While the cost of launching a startup continues to fall at an exponential rate, there’s still a cost involved -- and as such, there’s still a need for funding. Investing time in employees to help build and market products, as well as on accountants and lawyers to ensure regulatory compliance, are all important costs that require many entrepreneurs to explore fundraising options.
So, where should an entrepreneur go to raise funds? Below is a breakdown of options, in order of priority:
'If you choose to bootstrap -- meaning self-finance and do things very cheaply -- you can retain control of the business and your personal life,' says startup lawyer Jean Sifleet (this is the route our founders here at Grasshopper took).

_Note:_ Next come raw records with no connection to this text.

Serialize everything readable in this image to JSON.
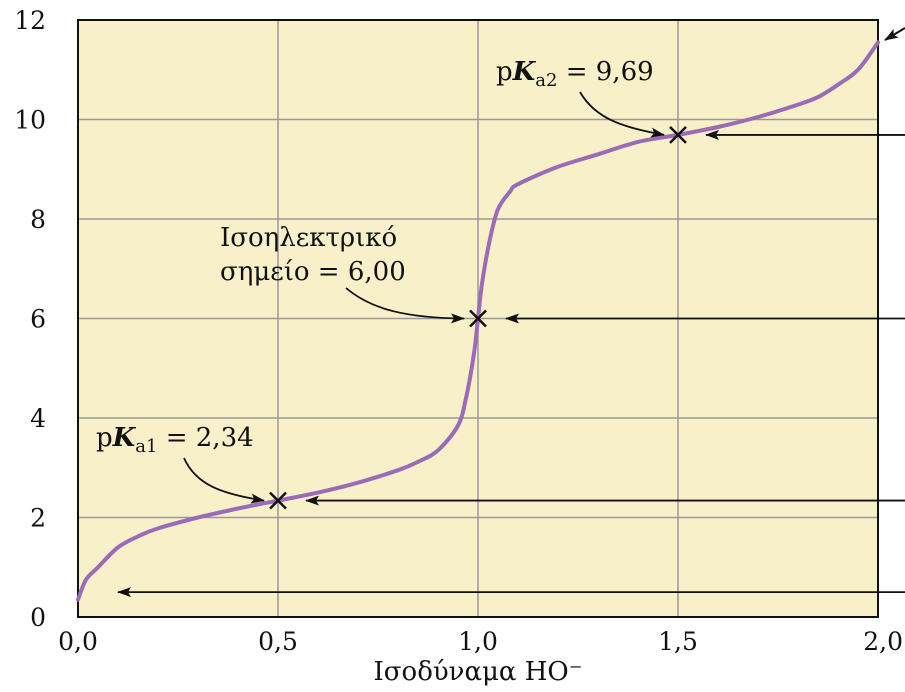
{
  "chart_data": {
    "type": "line",
    "xlabel": "Ισοδύναμα HO⁻",
    "ylabel": "",
    "xlim": [
      0,
      2
    ],
    "ylim": [
      0,
      12
    ],
    "x_ticks": [
      "0,0",
      "0,5",
      "1,0",
      "1,5",
      "2,0"
    ],
    "y_ticks": [
      "0",
      "2",
      "4",
      "6",
      "8",
      "10",
      "12"
    ],
    "grid": true,
    "colors": {
      "background": "#f8f0c8",
      "curve": "#9b6bb8",
      "grid": "#999999",
      "text": "#111111"
    },
    "series": [
      {
        "x": [
          0.0,
          0.02,
          0.05,
          0.1,
          0.15,
          0.2,
          0.3,
          0.4,
          0.5,
          0.6,
          0.7,
          0.8,
          0.85,
          0.9,
          0.95,
          0.97,
          0.99,
          1.0,
          1.01,
          1.03,
          1.05,
          1.08,
          1.1,
          1.2,
          1.3,
          1.4,
          1.5,
          1.6,
          1.7,
          1.8,
          1.85,
          1.9,
          1.95,
          2.0
        ],
        "y": [
          0.35,
          0.75,
          1.0,
          1.4,
          1.62,
          1.78,
          2.0,
          2.18,
          2.34,
          2.5,
          2.7,
          2.95,
          3.12,
          3.35,
          3.85,
          4.4,
          5.3,
          6.0,
          6.7,
          7.6,
          8.2,
          8.55,
          8.7,
          9.05,
          9.3,
          9.55,
          9.69,
          9.85,
          10.05,
          10.3,
          10.45,
          10.7,
          11.0,
          11.55
        ]
      }
    ],
    "annotations": [
      {
        "label": "pK",
        "sub": "a1",
        "value": "= 2,34",
        "x": 0.5,
        "y": 2.34
      },
      {
        "line1": "Ισοηλεκτρικό",
        "line2": "σημείο = 6,00",
        "x": 1.0,
        "y": 6.0
      },
      {
        "label": "pK",
        "sub": "a2",
        "value": "= 9,69",
        "x": 1.5,
        "y": 9.69
      }
    ],
    "arrow_levels": [
      0.5,
      2.34,
      6.0,
      9.69
    ]
  }
}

Indeed, the more entrepreneurs are capable of being financially independent, the lower the barrier to long-term profitability or a lucrative liquidation exit will be. Existing savings, as well as taking on freelance work, can be appealing options -- and indeed may be the most preferable options for many low-cost startups.
2. Friends, Family, and Fools.
In the age of LinkedIn and Facebook we all have a social network we can pull from and draw upon. And so founders may find it worthwhile to ask: who in their social network can they tap to be investors? Consider raising your initial capital -- perhaps up to $200k -- from the three F’s: friends, family and fools,' says entrepreneur-turned-venture capitalist Mark Suster. While VC money is widely desired and can lead to much in terms of publicity and connections, it is not appropriate for most startups, and overkill for those with immense potential but just getting started.

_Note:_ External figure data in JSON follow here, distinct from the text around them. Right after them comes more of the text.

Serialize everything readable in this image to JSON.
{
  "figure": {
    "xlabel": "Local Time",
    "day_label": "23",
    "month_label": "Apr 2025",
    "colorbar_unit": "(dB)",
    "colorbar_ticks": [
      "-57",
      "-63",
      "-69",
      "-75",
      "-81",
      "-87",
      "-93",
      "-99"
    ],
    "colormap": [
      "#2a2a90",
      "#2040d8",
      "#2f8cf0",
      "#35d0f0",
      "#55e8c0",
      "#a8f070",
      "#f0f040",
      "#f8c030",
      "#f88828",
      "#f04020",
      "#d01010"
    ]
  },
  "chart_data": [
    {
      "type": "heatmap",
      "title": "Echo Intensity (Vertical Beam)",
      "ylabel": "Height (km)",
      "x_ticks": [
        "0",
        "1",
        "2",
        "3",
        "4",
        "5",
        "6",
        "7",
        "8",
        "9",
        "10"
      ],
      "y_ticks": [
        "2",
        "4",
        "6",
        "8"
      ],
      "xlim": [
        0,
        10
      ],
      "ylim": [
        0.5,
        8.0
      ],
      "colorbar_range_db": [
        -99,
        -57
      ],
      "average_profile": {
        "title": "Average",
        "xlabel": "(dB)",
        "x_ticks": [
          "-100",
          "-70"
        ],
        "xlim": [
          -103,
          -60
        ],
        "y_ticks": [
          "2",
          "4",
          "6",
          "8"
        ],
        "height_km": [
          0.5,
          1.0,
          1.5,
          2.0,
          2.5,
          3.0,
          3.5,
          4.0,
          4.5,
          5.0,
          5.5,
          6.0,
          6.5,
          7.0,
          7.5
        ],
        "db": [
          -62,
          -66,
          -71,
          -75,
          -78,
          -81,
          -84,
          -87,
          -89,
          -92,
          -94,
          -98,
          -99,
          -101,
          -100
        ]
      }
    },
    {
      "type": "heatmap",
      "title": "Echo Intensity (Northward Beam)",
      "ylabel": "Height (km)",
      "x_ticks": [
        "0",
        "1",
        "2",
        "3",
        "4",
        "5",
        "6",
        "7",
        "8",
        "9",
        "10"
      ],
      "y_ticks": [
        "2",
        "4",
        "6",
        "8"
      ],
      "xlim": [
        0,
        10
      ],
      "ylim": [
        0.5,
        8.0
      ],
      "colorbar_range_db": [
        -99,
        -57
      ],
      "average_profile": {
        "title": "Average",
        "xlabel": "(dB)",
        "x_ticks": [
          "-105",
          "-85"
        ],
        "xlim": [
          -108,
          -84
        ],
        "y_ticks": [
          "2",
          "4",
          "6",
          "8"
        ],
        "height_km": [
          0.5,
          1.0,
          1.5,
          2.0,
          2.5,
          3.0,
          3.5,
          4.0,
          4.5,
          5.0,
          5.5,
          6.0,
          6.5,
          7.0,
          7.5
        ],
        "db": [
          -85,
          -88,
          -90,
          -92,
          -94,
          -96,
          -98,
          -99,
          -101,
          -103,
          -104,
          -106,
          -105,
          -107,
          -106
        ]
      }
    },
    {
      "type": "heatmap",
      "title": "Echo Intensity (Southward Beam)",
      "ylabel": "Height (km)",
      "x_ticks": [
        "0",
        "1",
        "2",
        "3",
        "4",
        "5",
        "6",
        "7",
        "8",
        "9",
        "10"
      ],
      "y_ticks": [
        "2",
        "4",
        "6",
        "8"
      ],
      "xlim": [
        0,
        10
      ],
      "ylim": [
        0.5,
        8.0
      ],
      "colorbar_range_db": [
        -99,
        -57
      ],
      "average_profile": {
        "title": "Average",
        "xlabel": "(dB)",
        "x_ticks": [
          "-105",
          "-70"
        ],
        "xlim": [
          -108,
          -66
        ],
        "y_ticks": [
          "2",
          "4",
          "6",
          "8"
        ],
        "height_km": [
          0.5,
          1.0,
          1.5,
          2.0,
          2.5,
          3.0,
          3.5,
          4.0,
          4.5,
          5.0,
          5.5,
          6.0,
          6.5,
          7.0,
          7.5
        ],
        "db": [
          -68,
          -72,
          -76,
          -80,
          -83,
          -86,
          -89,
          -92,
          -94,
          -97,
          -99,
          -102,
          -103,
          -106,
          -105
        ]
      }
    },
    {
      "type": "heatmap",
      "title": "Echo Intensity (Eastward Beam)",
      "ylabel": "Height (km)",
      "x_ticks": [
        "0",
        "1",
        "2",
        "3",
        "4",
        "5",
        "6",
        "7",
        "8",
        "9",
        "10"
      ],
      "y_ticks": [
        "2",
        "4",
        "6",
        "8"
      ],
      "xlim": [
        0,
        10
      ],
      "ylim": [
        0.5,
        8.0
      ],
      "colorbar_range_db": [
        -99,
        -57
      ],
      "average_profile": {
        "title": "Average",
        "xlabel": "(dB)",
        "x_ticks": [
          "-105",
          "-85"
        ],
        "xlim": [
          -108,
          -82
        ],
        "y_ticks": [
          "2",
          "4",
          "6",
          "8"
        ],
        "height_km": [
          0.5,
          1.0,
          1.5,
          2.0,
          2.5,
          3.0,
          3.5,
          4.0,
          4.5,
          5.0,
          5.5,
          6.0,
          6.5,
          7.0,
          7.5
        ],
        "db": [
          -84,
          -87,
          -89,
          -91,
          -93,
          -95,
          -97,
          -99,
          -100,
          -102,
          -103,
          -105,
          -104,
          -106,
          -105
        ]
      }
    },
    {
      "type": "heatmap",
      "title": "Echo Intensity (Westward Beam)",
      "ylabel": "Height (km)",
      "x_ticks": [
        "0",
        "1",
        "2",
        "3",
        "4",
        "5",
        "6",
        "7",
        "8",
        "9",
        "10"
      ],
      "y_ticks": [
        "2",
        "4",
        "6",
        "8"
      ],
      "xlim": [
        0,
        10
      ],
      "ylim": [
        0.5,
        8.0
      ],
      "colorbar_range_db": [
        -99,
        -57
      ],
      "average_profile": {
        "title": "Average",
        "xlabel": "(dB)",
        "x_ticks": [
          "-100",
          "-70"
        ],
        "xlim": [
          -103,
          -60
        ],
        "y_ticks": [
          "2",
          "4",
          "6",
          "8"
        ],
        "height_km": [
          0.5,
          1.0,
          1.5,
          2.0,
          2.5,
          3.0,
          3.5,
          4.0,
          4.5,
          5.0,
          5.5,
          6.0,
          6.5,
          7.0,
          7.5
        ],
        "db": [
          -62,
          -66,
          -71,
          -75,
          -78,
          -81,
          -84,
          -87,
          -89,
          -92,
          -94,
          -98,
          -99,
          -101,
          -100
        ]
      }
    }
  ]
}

And don’t forget about crowdfunding! You can use crowdfunding sites like KickStarter or Crowdtilt to raise money from your friends, family, fools and even strangers who simply just believe in your idea!
Most conversations about fundraising center around equity or debt investing -- meaning getting an investor to give you a loan or buy a piece of your company. However, getting paying customers is another option -- and one that does not involve startups giving up equity or dealing with complicated relationships with investors.
'Customers are a great way to finance a business,' says venture capitalist Fred Wilson. 'In addition to capital, they also help you fit your product to the market and can give you credibility with other customers -- in addition to possibly spending more with you if they are satisfied.'
4. Go Pro.
Finally, after exhausting your own capital, your social network, strangers and customers, entrepreneurs can look to 'go pro' -- meaning get investment from accredited investors. Some entrepreneurs may find it worthwhile to pursue incubators -- like the highly touted YCombinator and TechStars programs, designed to give firms a small amount of capital coupled with greater mentoring from a network of seasoned operators.
Whichever option you decide to take, make sure you realize that fundraising is a time-consuming process and can be frustrating. Customers, friends, and professional investors will all require trust and a belief in the startup. Earning this trust is essential to generating capital, and it will take time to build. So, even if you're not planning on needing to raise funds immediately, it is worth starting the process early on so that you have a solid foundation of trust when it comes time to make your pitch.